UBA America, the United States subsidiary of United Bank for Africa (UBA) Plc hosted diplomats, government officials and business leaders to a networking reception in partnership with the esteemed Business Council for International Understanding (BCIU) and the U.S. Department of States in Washington DC on Monday .

The event which was held on the sidelines of the ongoing IMF World Bank Spring Meetings was organised by the BCIU and US Department of State to enhance collaboration and fortify commercial diplomacy among nations, institutions and individuals.

Speaking during the event, UBA’s Group Managing Director/Chief Executive Officer, Oliver Alawuba, noted that the bank’s co-hosting of the event via its American subsidiary, underscores its commitment towards cultivating robust relationships within the development communities in the United States.

He said, “As a distinguished member of BCIU, a non-profit organisation providing customised commercial diplomacy services, UBA Group and UBA America share BCIU’s vision of actively pursuing strategic opportunities, contributing to global economic cooperation, deepening of economic diplomacy, facilitating ideas, forging partnerships, and adding value for all stakeholders.”.

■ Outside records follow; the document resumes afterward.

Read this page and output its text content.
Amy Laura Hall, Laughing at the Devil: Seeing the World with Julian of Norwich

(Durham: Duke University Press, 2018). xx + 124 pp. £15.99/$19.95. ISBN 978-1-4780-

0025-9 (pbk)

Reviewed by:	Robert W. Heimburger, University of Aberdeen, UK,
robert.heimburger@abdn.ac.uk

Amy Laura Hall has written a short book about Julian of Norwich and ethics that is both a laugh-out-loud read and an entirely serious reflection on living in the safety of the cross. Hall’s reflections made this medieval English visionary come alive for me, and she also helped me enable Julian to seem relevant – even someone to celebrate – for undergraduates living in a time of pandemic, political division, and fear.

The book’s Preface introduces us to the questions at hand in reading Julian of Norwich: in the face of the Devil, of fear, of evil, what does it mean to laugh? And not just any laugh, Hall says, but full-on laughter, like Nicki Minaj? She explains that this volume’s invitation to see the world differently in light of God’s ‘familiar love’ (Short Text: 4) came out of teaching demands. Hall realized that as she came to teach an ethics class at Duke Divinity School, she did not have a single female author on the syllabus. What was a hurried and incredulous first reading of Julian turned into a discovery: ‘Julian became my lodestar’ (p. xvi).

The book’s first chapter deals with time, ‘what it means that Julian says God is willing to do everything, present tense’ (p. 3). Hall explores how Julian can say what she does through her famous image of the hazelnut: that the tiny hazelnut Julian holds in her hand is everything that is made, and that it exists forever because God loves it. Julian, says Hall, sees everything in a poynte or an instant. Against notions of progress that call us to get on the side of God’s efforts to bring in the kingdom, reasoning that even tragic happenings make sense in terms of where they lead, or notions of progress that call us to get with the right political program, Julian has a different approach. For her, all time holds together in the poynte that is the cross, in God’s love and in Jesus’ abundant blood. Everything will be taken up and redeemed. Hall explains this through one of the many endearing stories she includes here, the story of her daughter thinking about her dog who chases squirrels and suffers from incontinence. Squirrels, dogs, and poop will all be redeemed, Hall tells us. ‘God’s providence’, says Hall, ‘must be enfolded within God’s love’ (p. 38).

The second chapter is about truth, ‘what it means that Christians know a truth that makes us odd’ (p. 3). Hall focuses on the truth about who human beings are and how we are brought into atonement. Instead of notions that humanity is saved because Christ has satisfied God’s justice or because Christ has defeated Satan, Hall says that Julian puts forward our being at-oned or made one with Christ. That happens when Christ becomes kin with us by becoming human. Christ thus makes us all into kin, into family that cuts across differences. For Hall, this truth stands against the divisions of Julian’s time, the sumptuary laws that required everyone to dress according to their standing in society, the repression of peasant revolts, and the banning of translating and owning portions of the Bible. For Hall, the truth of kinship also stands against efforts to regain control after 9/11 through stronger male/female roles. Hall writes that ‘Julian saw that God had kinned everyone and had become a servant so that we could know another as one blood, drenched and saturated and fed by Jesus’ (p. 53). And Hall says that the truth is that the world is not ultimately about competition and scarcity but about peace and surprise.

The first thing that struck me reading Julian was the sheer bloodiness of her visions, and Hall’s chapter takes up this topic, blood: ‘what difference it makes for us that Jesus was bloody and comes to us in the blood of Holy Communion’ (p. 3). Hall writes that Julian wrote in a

“Our resolve to co-host this Networking Reception symbolises our dedication to fostering inclusive economic growth and partnership across borders. By leveraging platforms like this, we can collectively address shared challenges and seize opportunities for sustainable development,” he stated further.

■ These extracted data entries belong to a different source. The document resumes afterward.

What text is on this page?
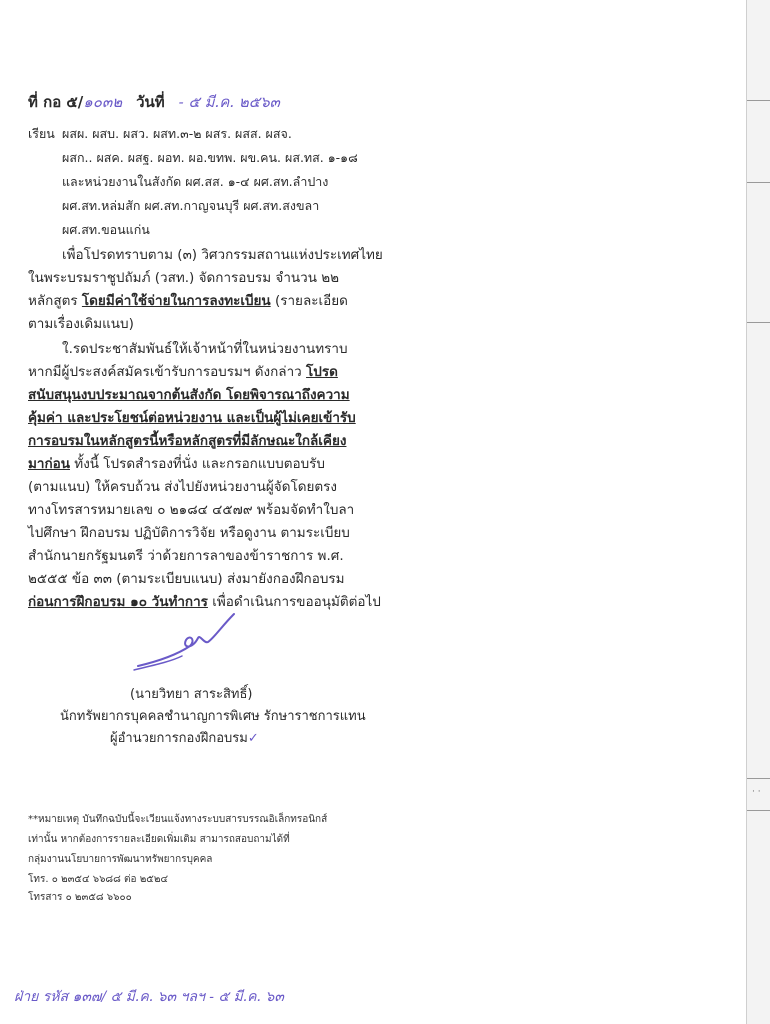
· ·
ที่ กอ ๕/๑๐๓๒ วันที่ - ๕ มี.ค. ๒๕๖๓
เรียน ผสผ. ผสบ. ผสว. ผสท.๓-๒ ผสร. ผสส. ผสจ.
ผสก.. ผสค. ผสฐ. ผอท. ผอ.ขทพ. ผข.คน. ผส.ทส. ๑-๑๘
และหน่วยงานในสังกัด ผศ.สส. ๑-๔ ผศ.สท.ลำปาง
ผศ.สท.หล่มสัก ผศ.สท.กาญจนบุรี ผศ.สท.สงขลา
ผศ.สท.ขอนแก่น
เพื่อโปรดทราบตาม (๓) วิศวกรรมสถานแห่งประเทศไทย
ในพระบรมราชูปถัมภ์ (วสท.) จัดการอบรม จำนวน ๒๒
หลักสูตร โดยมีค่าใช้จ่ายในการลงทะเบียน (รายละเอียด
ตามเรื่องเดิมแนบ)
ใ.รดประชาสัมพันธ์ให้เจ้าหน้าที่ในหน่วยงานทราบ
หากมีผู้ประสงค์สมัครเข้ารับการอบรมฯ ดังกล่าว โปรด
สนับสนุนงบประมาณจากต้นสังกัด โดยพิจารณาถึงความ
คุ้มค่า และประโยชน์ต่อหน่วยงาน และเป็นผู้ไม่เคยเข้ารับ
การอบรมในหลักสูตรนี้หรือหลักสูตรที่มีลักษณะใกล้เคียง
มาก่อน ทั้งนี้ โปรดสำรองที่นั่ง และกรอกแบบตอบรับ
(ตามแนบ) ให้ครบถ้วน ส่งไปยังหน่วยงานผู้จัดโดยตรง
ทางโทรสารหมายเลข ๐ ๒๑๘๔ ๔๕๗๙ พร้อมจัดทำใบลา
ไปศึกษา ฝึกอบรม ปฏิบัติการวิจัย หรือดูงาน ตามระเบียบ
สำนักนายกรัฐมนตรี ว่าด้วยการลาของข้าราชการ พ.ศ.
๒๕๕๕ ข้อ ๓๓ (ตามระเบียบแนบ) ส่งมายังกองฝึกอบรม
ก่อนการฝึกอบรม ๑๐ วันทำการ เพื่อดำเนินการขออนุมัติต่อไป
(นายวิทยา สาระสิทธิ์)
นักทรัพยากรบุคคลชำนาญการพิเศษ รักษาราชการแทน
ผู้อำนวยการกองฝึกอบรม✓
**หมายเหตุ บันทึกฉบับนี้จะเวียนแจ้งทางระบบสารบรรณอิเล็กทรอนิกส์
เท่านั้น หากต้องการรายละเอียดเพิ่มเติม สามารถสอบถามได้ที่
กลุ่มงานนโยบายการพัฒนาทรัพยากรบุคคล
โทร. ๐ ๒๓๕๔ ๖๖๘๘ ต่อ ๒๕๒๔
โทรสาร ๐ ๒๓๕๘ ๖๖๐๐
ฝ่าย รหัส ๑๓๗/ ๕ มี.ค. ๖๓ ฯลฯ - ๕ มี.ค. ๖๓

BCIU is a non-profit Association comprising of policy experts, strategic advisors, and trade educators, and offers bespoke commercial diplomacy services to the world’s governments and leading organisations, from Fortune 100 companies to global investors and multilateral institutions.

Only last year, the CEO UBA America, Sola Yomi-Ajayi, was appointed to the Board of BCIU, where she collaborates with fellow board members to ensure the organisation operates in alignment with its by-laws and New York 501(c)3 non-profit legislation.

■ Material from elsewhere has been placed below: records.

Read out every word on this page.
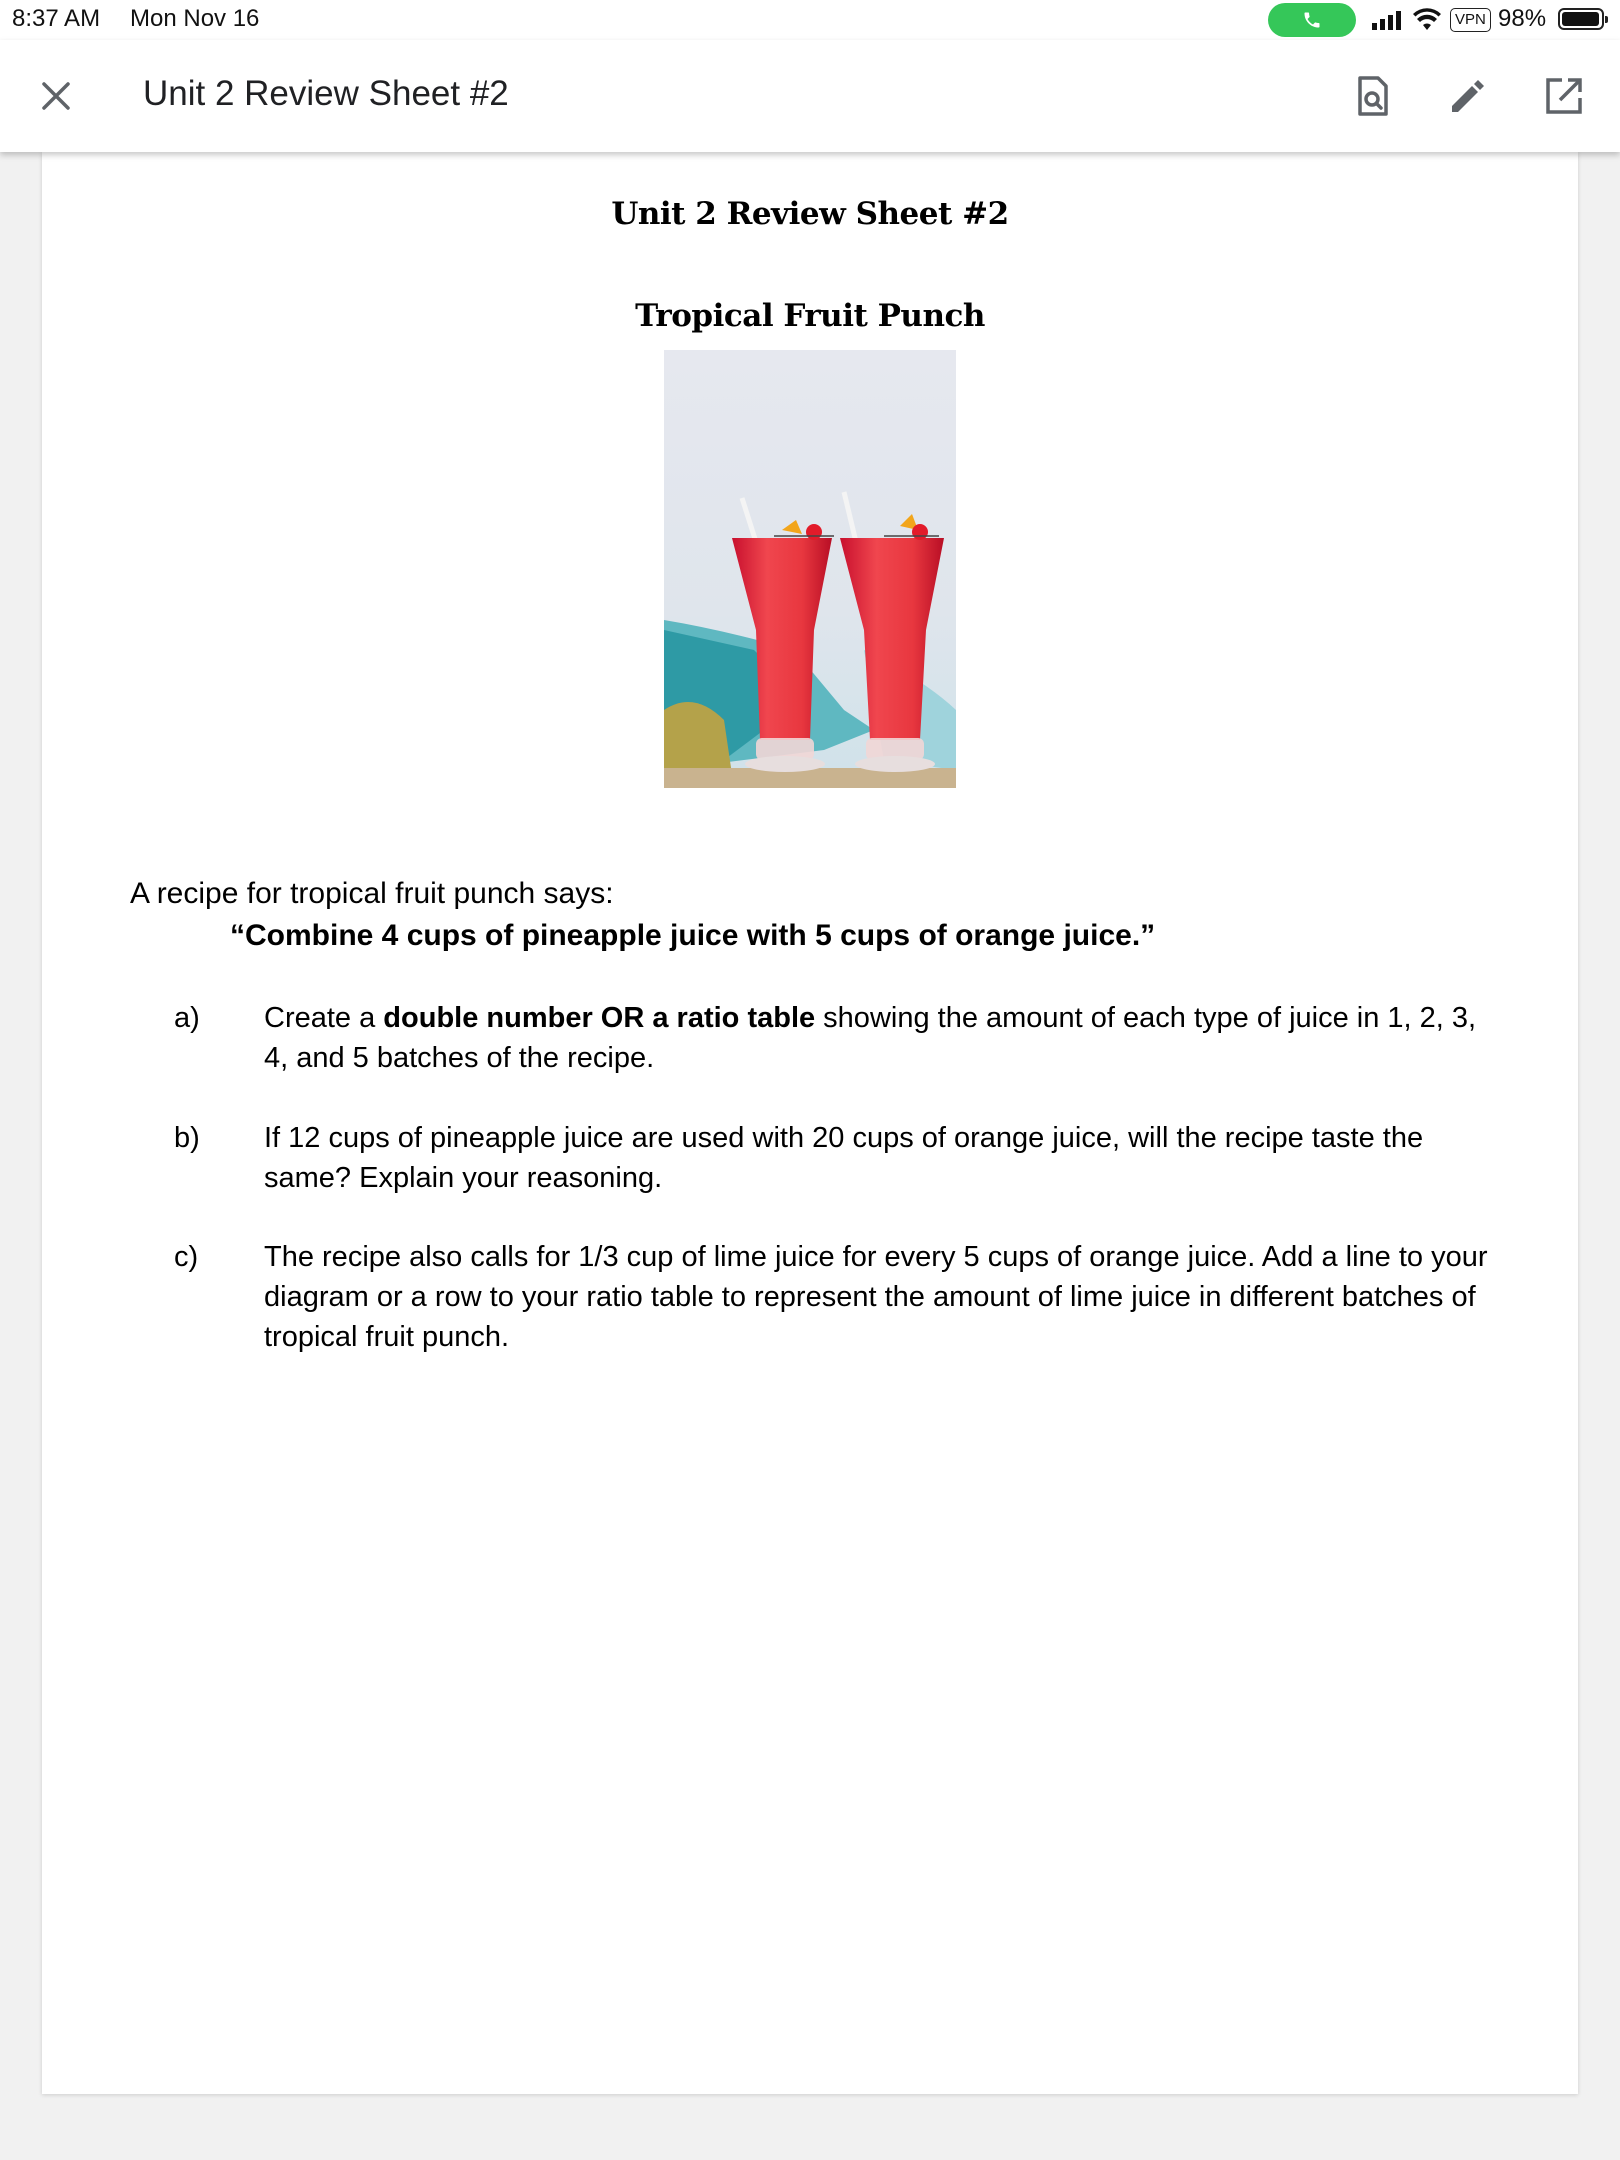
8:37 AM Mon Nov 16	VPN 98%
Unit 2 Review Sheet #2
Unit 2 Review Sheet #2
Tropical Fruit Punch
A recipe for tropical fruit punch says:
“Combine 4 cups of pineapple juice with 5 cups of orange juice.”
a) Create a double number OR a ratio table showing the amount of each type of juice in 1, 2, 3, 4, and 5 batches of the recipe.
b) If 12 cups of pineapple juice are used with 20 cups of orange juice, will the recipe taste the same? Explain your reasoning.
c) The recipe also calls for 1/3 cup of lime juice for every 5 cups of orange juice. Add a line to your diagram or a row to your ratio table to represent the amount of lime juice in different batches of tropical fruit punch.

Yomi-Ajayi has been committed to nurturing long-term organisational growth and sustainability, thereby reinforcing the bond between UBA America, BCIU, and the broader international community.

UBA America is the United States subsidiary of United Bank for Africa (UBA) Plc, one of Africa’s leading financial institutions with presence in 20 African countries, as well as in the United Kingdom, France, and the United Arab Emirates. UBA America serves as a vital link between Africa and the global financial markets, offering a range of banking services tailored to meet the needs of individuals, businesses, and institutions.

As the only sub-Saharan African bank with an operational banking license in the U.S., UBA America is uniquely positioned to provide corporate banking services to North American institutions doing business with or in Africa.

UBA America delivers treasury, trade finance, and correspondent banking solutions to sovereign and central banks, financial institutions, SMEs, foundations, and multilateral and development organizations. Leveraging its knowledge, capacity, and unique position as part of an international banking group, the Bank seeks to provide exceptional value to our customers around the world.